Die EU-Agrarminister haben sich am 26. Juni 2003 in Luxemburg auf eine weitere Reform der Gemeinsamen Agrarpolitik geeinigt (Luxemburger Beschlüsse). Mit der Verordnung (EG) Nr. 1782/2003[22] des Rates vom 29. September 2003 wurden die Richtlinien für den Zeitraum von 2005 bis 2013 festgelegt.

Durch das neue System sollten die EU-Agrarausgaben trotz der EU-Osterweiterung finanzierbar bleiben und Drittländer leichteren Marktzugang erhalten. Grünlandstandorte, die durch die bisherige Förderung benachteiligt waren, sollten besser gestellt werden.

Das produktbezogene Prämiensystem wurde ab 2005 durch ein System abgelöst, bei dem es nebensächlich ist, was auf der Fläche wächst, solange es „ordnungsgemäße Landwirtschaft“ ist. Dies nennt sich „Entkopplung“. Alle Prämien im „tierischen Bereich“ wurden abgeschafft - außer der Hilfen für Milcherzeuger. Weitere Kernpunkte waren Cross Compliance und eine obligatorische Modulation. Für die meisten Förderungen gab es ab diesem Zeitpunkt einen Gemeinsamen Antrag.

„Health-Check“ 2008/2009 und weitere Änderungen seit 2010

Im November 2008 vereinbarten die EU-Landwirtschaftsminister, dass die Direktzahlungen an Landwirte um 10 Prozent gekürzt werden. Ab einer Jahres-Subventionssumme von mehr als 300.000 Euro erhalten Landwirte darüber hinaus bis zu vier Prozent Modulations-Abzüge. Zudem wurde vereinbart, dass die Milchquote zwischen 2009 und 2013 um jährlich ein Prozent erhöht wird.[23]

Ab 2010 fallen die Energiepflanzenprämie und die Tabakbeihilfe weg. Dem Landwirt werden Erosionsklassen der Feldstücke im Nutzungsnachweis abgedruckt mit Überlappungen mit den Gebietskulissen Naturschutzgebiet, Wasserschutzgebiet, Ökoflächenkataster und Natura 2000-Gebiet. Die EU-Kommission überwacht die „Feldstücksbildung“. Landwirte haben mit Internet-Kartenprogrammen wie dem „Bayern-Viewer“ jährlich die korrekte Erfassung ihrer Feldstücke zu prüfen.

In einigen Bundesländern wurde 2010 die „Mindestantragsfläche“ verschärft, z. B. auf 1 ha landw. Fläche. Die Ausgrenzung der „Hobbylandwirte“ entlastete die Verwaltungsbehörden. Gefördert werden nur Nutzungen, die pro Antrag 0,1 ha betragen.

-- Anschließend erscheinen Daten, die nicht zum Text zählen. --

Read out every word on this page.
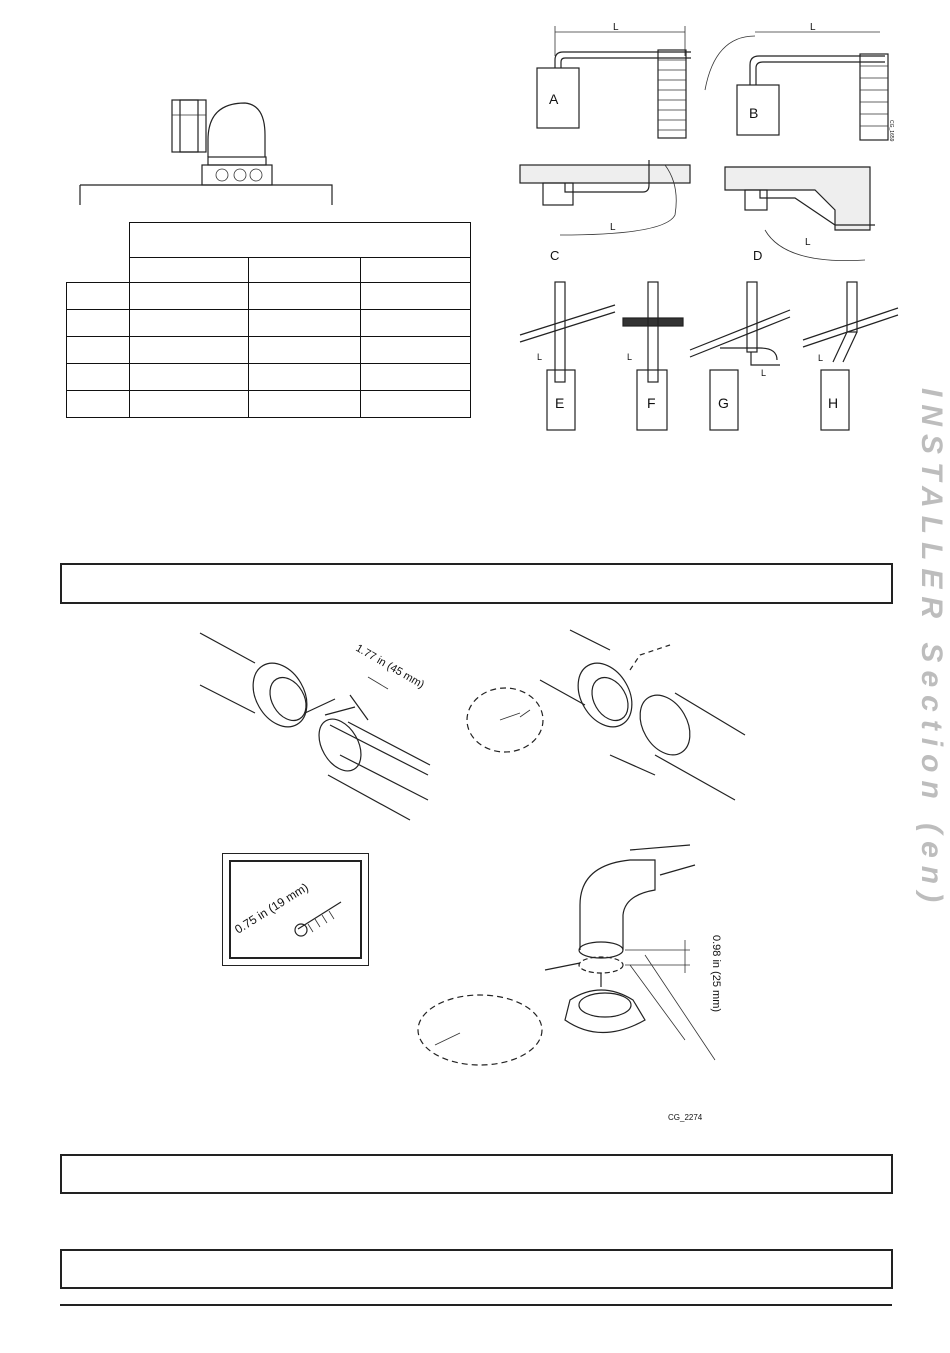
INSTALLER Section (en)

L
A
L
B
CG_1659
L
C
L
D
L
E
L
F
L
G
L
H
1.77 in (45 mm)
0.75 in (19 mm)
0.98 in (25 mm)
CG_2274
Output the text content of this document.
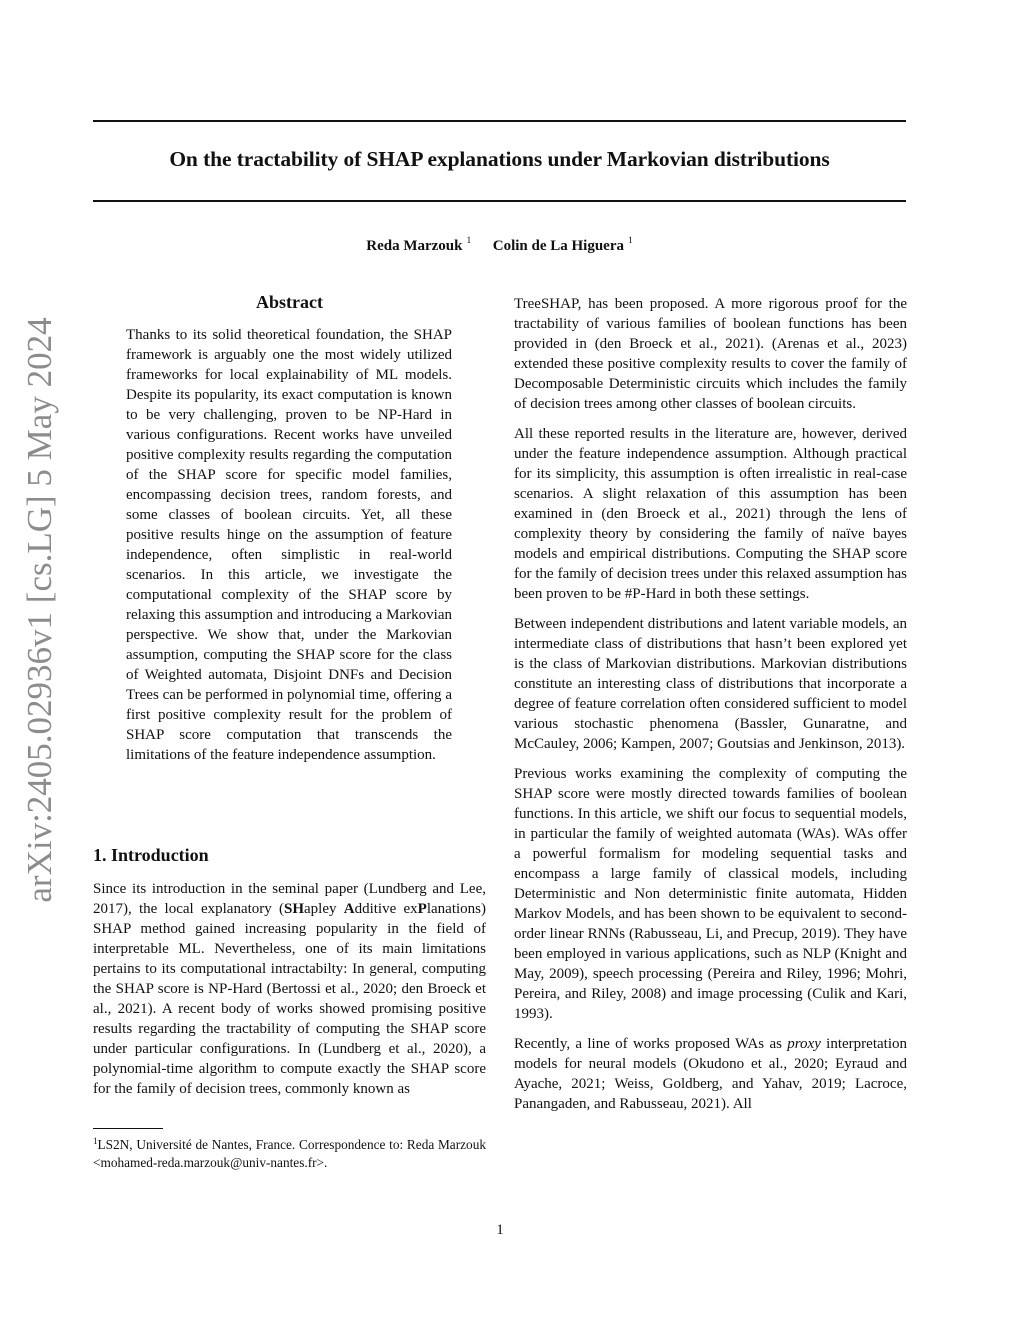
arXiv:2405.02936v1 [cs.LG] 5 May 2024
On the tractability of SHAP explanations under Markovian distributions
Reda Marzouk $^1$ Colin de La Higuera $^1$
Abstract
Thanks to its solid theoretical foundation, the SHAP framework is arguably one the most widely utilized frameworks for local explainability of ML models. Despite its popularity, its exact computation is known to be very challenging, proven to be NP-Hard in various configurations. Recent works have unveiled positive complexity results regarding the computation of the SHAP score for specific model families, encompassing decision trees, random forests, and some classes of boolean circuits. Yet, all these positive results hinge on the assumption of feature independence, often simplistic in real-world scenarios. In this article, we investigate the computational complexity of the SHAP score by relaxing this assumption and introducing a Markovian perspective. We show that, under the Markovian assumption, computing the SHAP score for the class of Weighted automata, Disjoint DNFs and Decision Trees can be performed in polynomial time, offering a first positive complexity result for the problem of SHAP score computation that transcends the limitations of the feature independence assumption.
1. Introduction
Since its introduction in the seminal paper (Lundberg and Lee, 2017), the local explanatory (SHapley Additive exPlanations) SHAP method gained increasing popularity in the field of interpretable ML. Nevertheless, one of its main limitations pertains to its computational intractabilty: In general, computing the SHAP score is NP-Hard (Bertossi et al., 2020; den Broeck et al., 2021). A recent body of works showed promising positive results regarding the tractability of computing the SHAP score under particular configurations. In (Lundberg et al., 2020), a polynomial-time algorithm to compute exactly the SHAP score for the family of decision trees, commonly known as
$^1$LS2N, Université de Nantes, France. Correspondence to: Reda Marzouk <mohamed-reda.marzouk@univ-nantes.fr>.

TreeSHAP, has been proposed. A more rigorous proof for the tractability of various families of boolean functions has been provided in (den Broeck et al., 2021). (Arenas et al., 2023) extended these positive complexity results to cover the family of Decomposable Deterministic circuits which includes the family of decision trees among other classes of boolean circuits.

All these reported results in the literature are, however, derived under the feature independence assumption. Although practical for its simplicity, this assumption is often irrealistic in real-case scenarios. A slight relaxation of this assumption has been examined in (den Broeck et al., 2021) through the lens of complexity theory by considering the family of naïve bayes models and empirical distributions. Computing the SHAP score for the family of decision trees under this relaxed assumption has been proven to be #P-Hard in both these settings.

Between independent distributions and latent variable models, an intermediate class of distributions that hasn’t been explored yet is the class of Markovian distributions. Markovian distributions constitute an interesting class of distributions that incorporate a degree of feature correlation often considered sufficient to model various stochastic phenomena (Bassler, Gunaratne, and McCauley, 2006; Kampen, 2007; Goutsias and Jenkinson, 2013).

Previous works examining the complexity of computing the SHAP score were mostly directed towards families of boolean functions. In this article, we shift our focus to sequential models, in particular the family of weighted automata (WAs). WAs offer a powerful formalism for modeling sequential tasks and encompass a large family of classical models, including Deterministic and Non deterministic finite automata, Hidden Markov Models, and has been shown to be equivalent to second-order linear RNNs (Rabusseau, Li, and Precup, 2019). They have been employed in various applications, such as NLP (Knight and May, 2009), speech processing (Pereira and Riley, 1996; Mohri, Pereira, and Riley, 2008) and image processing (Culik and Kari, 1993).

Recently, a line of works proposed WAs as proxy interpretation models for neural models (Okudono et al., 2020; Eyraud and Ayache, 2021; Weiss, Goldberg, and Yahav, 2019; Lacroce, Panangaden, and Rabusseau, 2021). All

1
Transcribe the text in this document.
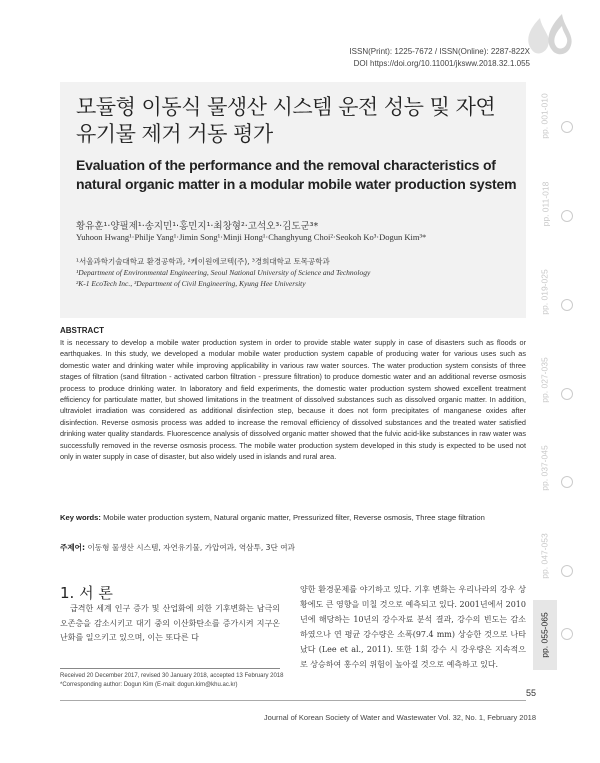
ISSN(Print): 1225-7672 / ISSN(Online): 2287-822X
DOI https://doi.org/10.11001/jksww.2018.32.1.055
모듈형 이동식 물생산 시스템 운전 성능 및 자연
유기물 제거 거동 평가
Evaluation of the performance and the removal characteristics of
natural organic matter in a modular mobile water production system
황유훈¹·양필제¹·송지민¹·홍민지¹·최창형²·고석오³·김도군³*
Yuhoon Hwang¹·Philje Yang¹·Jimin Song¹·Minji Hong¹·Changhyung Choi²·Seokoh Ko³·Dogun Kim³*
¹서울과학기술대학교 환경공학과, ²케이원에코텍(주), ³경희대학교 토목공학과
¹Department of Environmental Engineering, Seoul National University of Science and Technology
²K-1 EcoTech Inc., ³Department of Civil Engineering, Kyung Hee University
ABSTRACT
It is necessary to develop a mobile water production system in order to provide stable water supply in case of disasters such as floods or earthquakes. In this study, we developed a modular mobile water production system capable of producing water for various uses such as domestic water and drinking water while improving applicability in various raw water sources. The water production system consists of three stages of filtration (sand filtration - activated carbon filtration - pressure filtration) to produce domestic water and an additional reverse osmosis process to produce drinking water. In laboratory and field experiments, the domestic water production system showed excellent treatment efficiency for particulate matter, but showed limitations in the treatment of dissolved substances such as dissolved organic matter. In addition, ultraviolet irradiation was considered as additional disinfection step, because it does not form precipitates of manganese oxides after disinfection. Reverse osmosis process was added to increase the removal efficiency of dissolved substances and the treated water satisfied drinking water quality standards. Fluorescence analysis of dissolved organic matter showed that the fulvic acid-like substances in raw water was successfully removed in the reverse osmosis process. The mobile water production system developed in this study is expected to be used not only in water supply in case of disaster, but also widely used in islands and rural area.
Key words: Mobile water production system, Natural organic matter, Pressurized filter, Reverse osmosis, Three stage filtration
주제어: 이동형 물생산 시스템, 자연유기물, 가압여과, 역삼투, 3단 여과
1. 서 론
급격한 세계 인구 증가 및 산업화에 의한 기후변화는 남극의 오존층을 감소시키고 대기 중의 이산화탄소를 증가시켜 지구온난화를 일으키고 있으며, 이는 또다른 다
양한 환경문제를 야기하고 있다. 기후 변화는 우리나라의 강우 상황에도 큰 영향을 미칠 것으로 예측되고 있다. 2001년에서 2010년에 해당하는 10년의 강수자료 분석 결과, 강수의 빈도는 감소하였으나 연 평균 강수량은 소폭(97.4 mm) 상승한 것으로 나타났다 (Lee et al., 2011). 또한 1회 강수 시 강우량은 지속적으로 상승하여 홍수의 위험이 높아질 것으로 예측하고 있다.
Received 20 December 2017, revised 30 January 2018, accepted 13 February 2018
*Corresponding author: Dogun Kim (E-mail: dogun.kim@khu.ac.kr)
55
Journal of Korean Society of Water and Wastewater Vol. 32, No. 1, February 2018
pp. 001-010
pp. 011-018
pp. 019-025
pp. 027-035
pp. 037-045
pp. 047-053
pp. 055-065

Durch den Preisverfall am Milchmarkt und Demonstrationen der Landwirte gab es 2010 und 2011 ein „Milchsonderprogramm“ mit drei Prämien:

  1. Die Kuhprämie (zusammen mit anderen Förderungen max. 7500 € in drei Jahren). Gewährt vom Bund. Prämiensatz ca. 21 € je Kuh.
  2. Die Grünlandprämie, v. a. vom Bund gewährt, die EU zahlt etwas mit. Prämiensatz ca. 25 - 35 € je ha Rauhfutterfläche.
  3. Die zusätzliche EU-finanzierte Grünlandprämie war als Sofort- und Notmaßnahme zu verstehen. Sie betrug ca. 20 €/ha Rauhfutterfläche.

Direktzahlungen und Greening: GAP-Leitlinien 2014–2020

Teilnehmer an der Konferenz zur Gemeinsamen Agrarpolitik 2014–2020 der Vorsitzenden der Landwirtschaftskomitees der EU-Mitgliedstaaten im Jahr 2011

Für die Jahre von 2014 bis 2020 wurden als Leitlinien vereinbart:

  1. verstärkte Förderung von Gemeingütern, wie Biodiversität und sauberem Wasser,
  2. Ausweitung der Ko-Finanzierung, bei der sich Mitgliedstaaten an den Kosten der EU-Subventionen beteiligen,
  3. Umverteilungen zwischen Mitgliedstaaten und zwischen Landwirten je nach Betriebsgröße

Durch den 2009 ratifizierten Vertrag von Lissabon darf das Europäische Parlament im Mitentscheidungsverfahren auf Entscheidungen der Agrarpolitik Einfluss nehmen. Das siebenjährige Rahmenbudget war bisher nur bis 2013 festgelegt. Da das neue Rahmenbudget für die Jahre von 2014 bis 2020 gilt, regelt die EU-Verordnung 1310/2013 Übergangsvorschriften im Jahr 2014.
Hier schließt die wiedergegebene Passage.